The mobile checkout comprises 270 longer test cases at acceptance level, 60 of which are currently automated. These 60 cases run automatically in around three hours. Manually, a tester needs at least eight hours for around 50 cases.

The goal is much more ambitious. If 210 to 220 of the 270 test cases are automated and run in parallel across several devices, the entire suite should run through in one to one and a half hours. This would save around half of the current resources.

The mobile cash register cannot be fully automated. It uses peripheral devices: a printer for the receipt and a device for scanning the credit card. These peripheral tests are not yet covered, but make up the smaller part.

Railway-specific devices with their own certificates are an additional hurdle. The app does not run on any hardware, and testing against emulators also fails due to these certificates.

Speed is the open construction site

The biggest weakness of the AI-supported approach is performance. Because each step processes a screenshot and visually finds a selector, execution is noticeably slower than with a classic tool. Umar Usman Khan puts it clearly: if the application could have been automated with Appium, he would have used Appium, even though AskUI requires less code.

We are actively working on this. The models run on Deutsche Bahn’s own inference infrastructure instead of in the cloud, which provides data control but costs communication time between the server and the tool. A newly built caching system keeps commands locally instead of sending every command to the server.

Other levers include compression, smaller models and as few inference calls as possible per run. The thrust: process as much as possible locally, less request-response traffic.

Why the partnership with a startup works here

Close cooperation with a young provider pays off for both sides. Missing features or problems from operations flow back directly, and the provider delivers fixes and new functions faster than would be usual with an established tool.

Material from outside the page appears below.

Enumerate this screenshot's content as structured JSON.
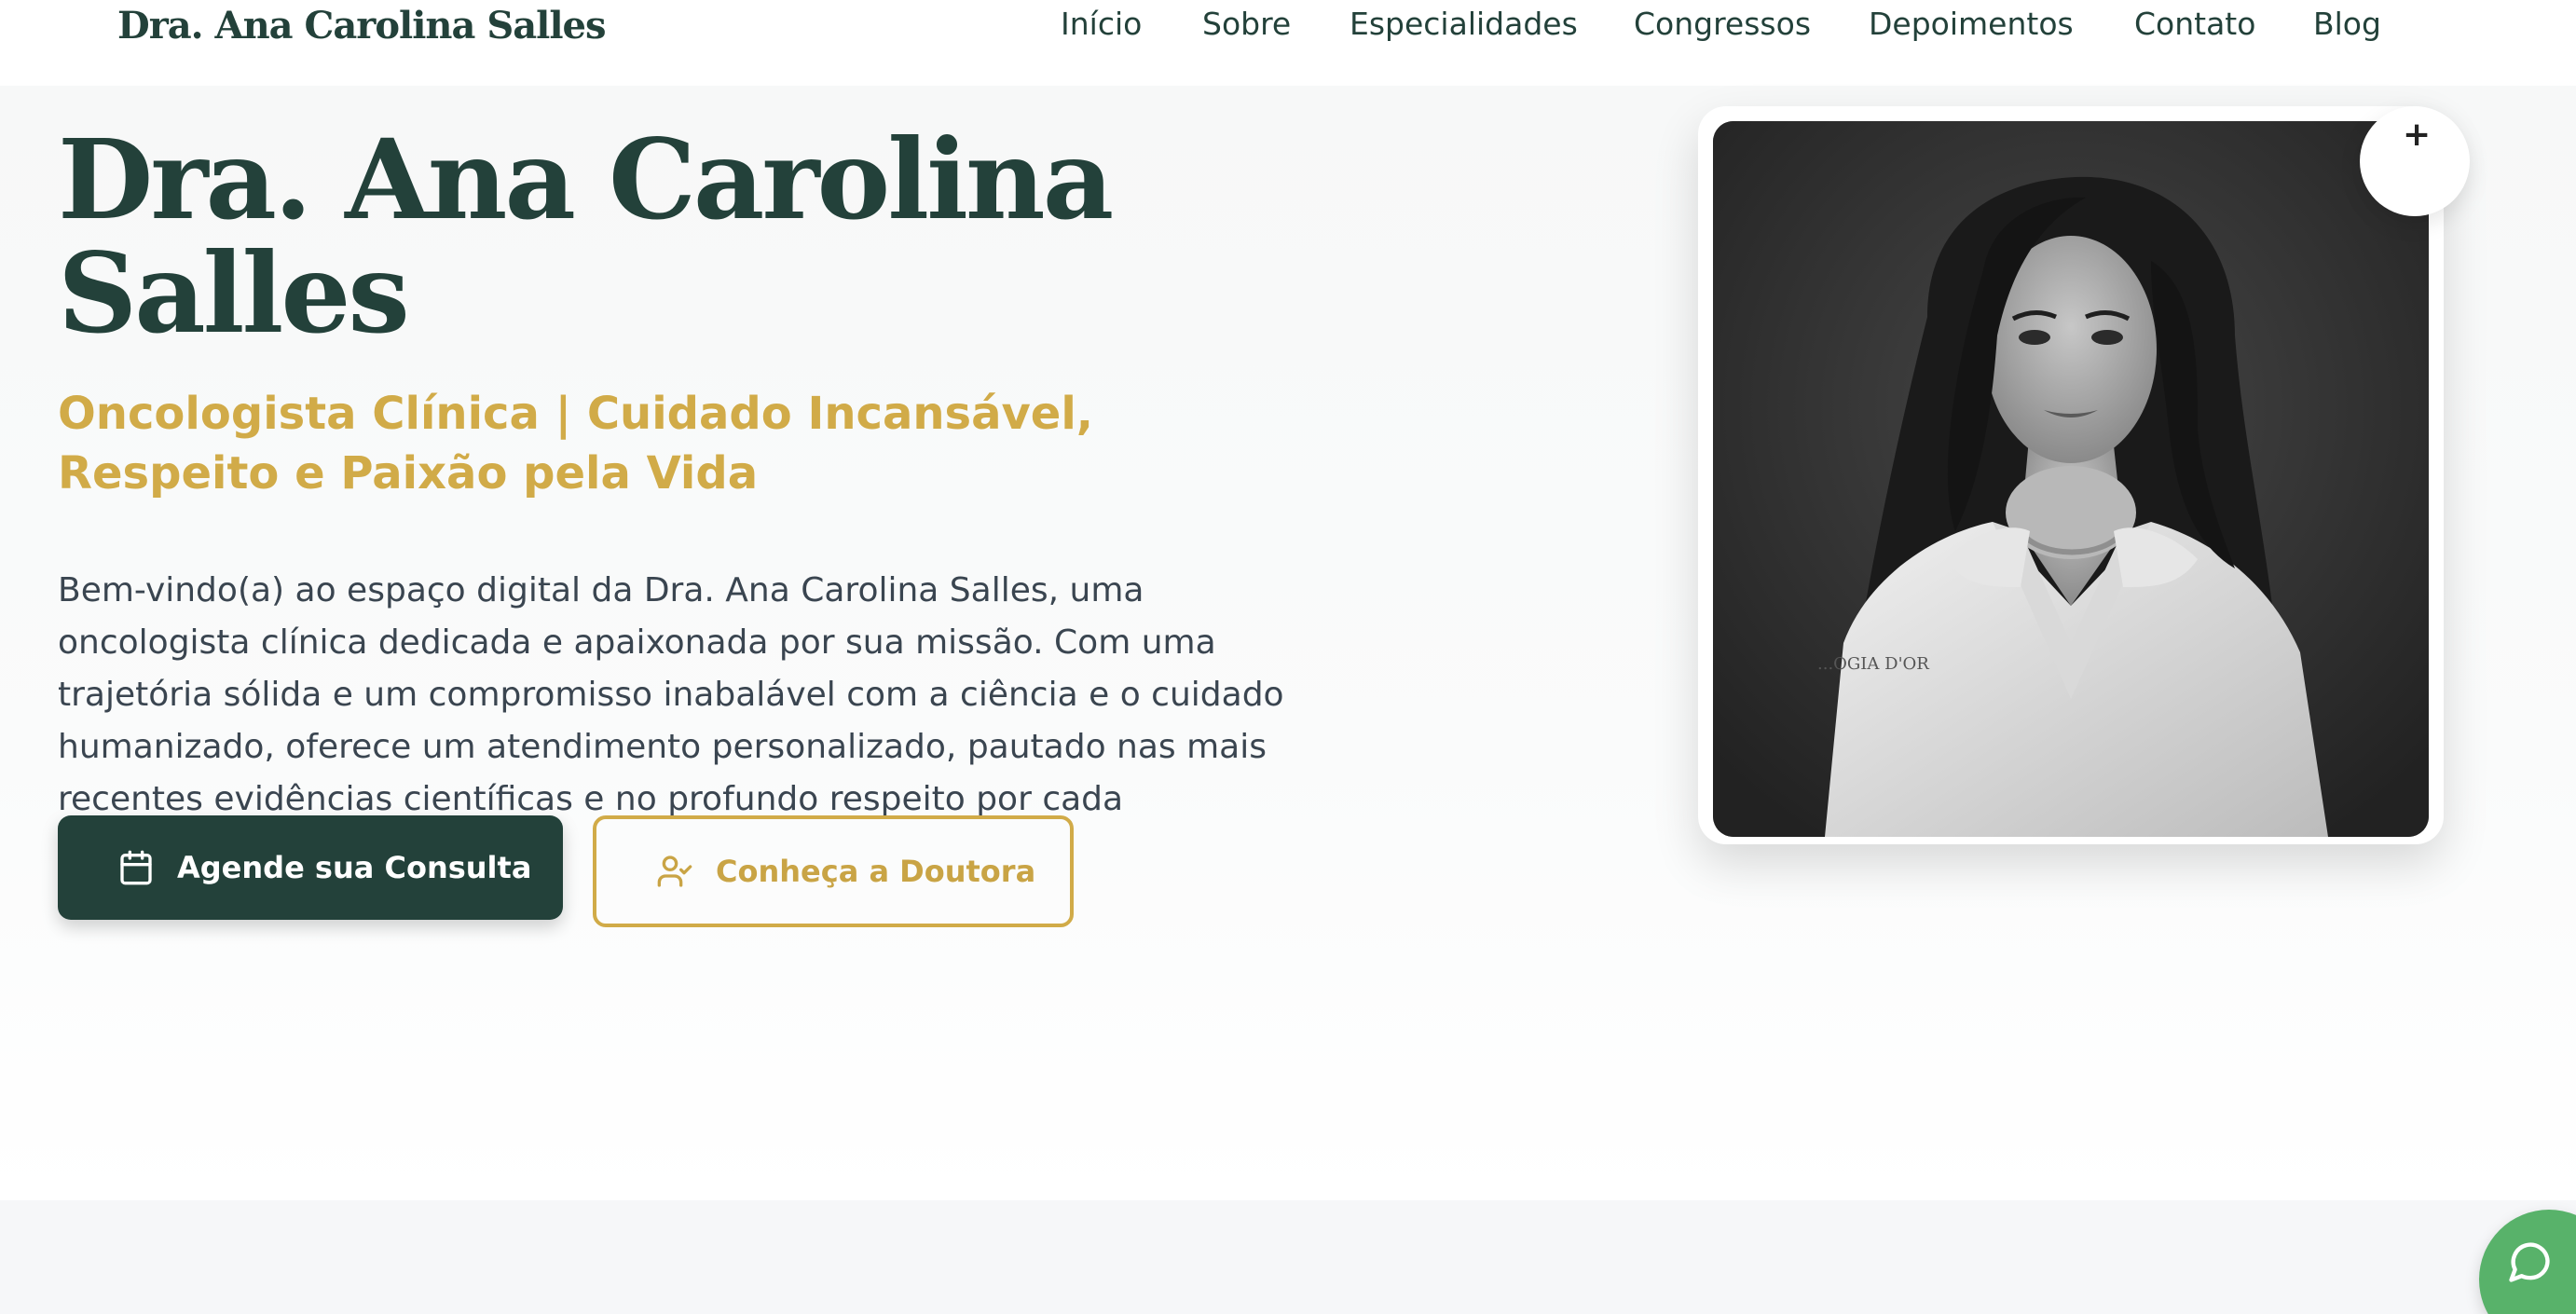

For something like this to work, it needs backing within the company. Proof of concepts cost an investment, and someone has to support this investment internally. This was exactly the case here, supported by team leaders and department heads.

For you as a tester, this means that a new, as yet unfinished tool can be the right way to go if the established tooling simply fails in the application. The leap from two to three weeks of manual effort to a few hours justifies actively helping to shape a growing product instead of waiting for the perfect off-the-shelf solution.